Intervals: trainer or road?


New Member
Sep 20, 2002
Do you guys do your interval training on a turbo trainer, or on the road? Most coaches / books seem to advise doing them on a trainer for consistency. I have no problems with 85-90% MHR intervals on the trainer (and keep them consistently within my targets HR zone) but I have a hard time getting my HR above 90% on the trainer. On the road I don't have this problem, even though perceived intensity is about the same. Any thoughts?
I would think that the most scientific training (staying within specific and narrow target heart rate zones) would be best done in the most controllable environment. So based on that, the trainer would work better. No changes of wind, no uphill/downhill issues.

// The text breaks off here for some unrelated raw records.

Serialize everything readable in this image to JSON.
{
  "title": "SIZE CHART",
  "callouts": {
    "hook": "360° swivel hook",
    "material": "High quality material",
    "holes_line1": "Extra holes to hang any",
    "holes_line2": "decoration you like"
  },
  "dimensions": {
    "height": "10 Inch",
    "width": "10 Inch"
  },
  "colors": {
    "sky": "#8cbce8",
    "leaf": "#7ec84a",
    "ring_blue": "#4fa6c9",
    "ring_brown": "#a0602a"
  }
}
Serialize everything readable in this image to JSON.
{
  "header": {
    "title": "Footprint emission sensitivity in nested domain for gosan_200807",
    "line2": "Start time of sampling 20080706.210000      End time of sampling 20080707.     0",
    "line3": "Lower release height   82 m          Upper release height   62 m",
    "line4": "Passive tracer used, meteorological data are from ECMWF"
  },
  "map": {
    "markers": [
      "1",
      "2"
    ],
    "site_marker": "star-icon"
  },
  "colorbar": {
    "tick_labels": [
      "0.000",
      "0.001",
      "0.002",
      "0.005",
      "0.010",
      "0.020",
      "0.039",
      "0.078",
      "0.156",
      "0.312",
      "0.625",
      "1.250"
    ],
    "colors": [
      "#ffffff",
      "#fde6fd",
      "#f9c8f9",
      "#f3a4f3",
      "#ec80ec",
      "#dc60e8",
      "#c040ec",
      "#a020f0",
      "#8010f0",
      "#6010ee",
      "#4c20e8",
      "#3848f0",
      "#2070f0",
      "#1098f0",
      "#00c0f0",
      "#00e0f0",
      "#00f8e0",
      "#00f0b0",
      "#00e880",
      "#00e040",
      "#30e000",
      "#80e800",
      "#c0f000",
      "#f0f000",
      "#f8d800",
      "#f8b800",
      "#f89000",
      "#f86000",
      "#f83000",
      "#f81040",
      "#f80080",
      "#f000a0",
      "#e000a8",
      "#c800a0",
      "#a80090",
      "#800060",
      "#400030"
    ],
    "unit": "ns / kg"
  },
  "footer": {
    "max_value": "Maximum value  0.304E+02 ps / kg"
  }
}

I can see doing it in the winter or maybe from time to time in the summer but I would rather sacrifice some performance to keep my brain stimulated.
The trainer has many uses but coming up to the racing season I am an advocate of intervals on the road in racing situations. For example, sprinting off wheels, in response to an atack from another rider. Almost all sessions can be adapted in this way with rest, duration and intensity of efforts maintained. This type of training develops some of the mental aspects of cycling as well as physiological adaptations.
I agree with 2Lap, there's a possibility that adaptations might be slightly different between a constant load on an indoor trainer and outside on the road at the same average power -- due to greater fluctuations in power on the road, which might stimulate a greater quantity of type II fibres, even with longer time trial type intervals (e.g., 20-mins).

Plus, the skill aspect shouldn't be overlooked for sprinting and it does get boring indoors!

Ive been doing alot of interval training on the trainer. It's certainly less boring than just riding on the trainer, but as others have said, you do tend to loose out on other skills provided by on road intervals.

But I will say one thing, no matter where you do it, it certainly helps the training process.

I have a interval training program that I found in a cycling mag. It requires a warm up (typicaly 5 - 10 minutes) then a 5 second sprint, followed by a 5 minutes recovery. This continues for 30 minutes and then a 5 minutes warm down.
There's certainly *good* reasons for riding on the trainer (e.g., no cars!, no stop signs etc) and i often train indoors for that reason!

However, one thing worth bearing in mind is that for peak power sprint efforts, depending on your age, gender, and sprint ability, most commercially available indoor trainers (that *i've* used and seen) can't generate enough resistive forces to cope with sprints, and you'll need to do these on the road.

With all - out efforts shorter than ~ 20-secs, most endurance trained males will be able to exceed the power generating capabilities of the trainer.

It's definitely better to do sprint work outdoors.

Thanks Ric - you've just pointed out what I've noticed, being that I can "overpower" my trainer. I can spin a 53*12 gear at 150 rpm on the trainer at its highest resistence setting (think 85km/h +) something that I'm not likely to achieve on the road! Was wondering if I needed to upgrade my trainer?

The high cadence might be useful for being a track sprinter (not sure what events you take part in).

I'm unaware of commercially available trainers that can withstand peak power (sprints) outputs. There's only two that i can think of which are the Velodyne and the Kingcycle -- which off the top of my head are both about UK£2000. Even with these two, i'm not entirely sure they can generate enough resistance (depending on how good a sprinter you are).

That being, said *i* would *exclusively* perform sprint (not interval) training outdoors, because of several issues (e.g., don't want trainer to fall over, resistive issues above, skill).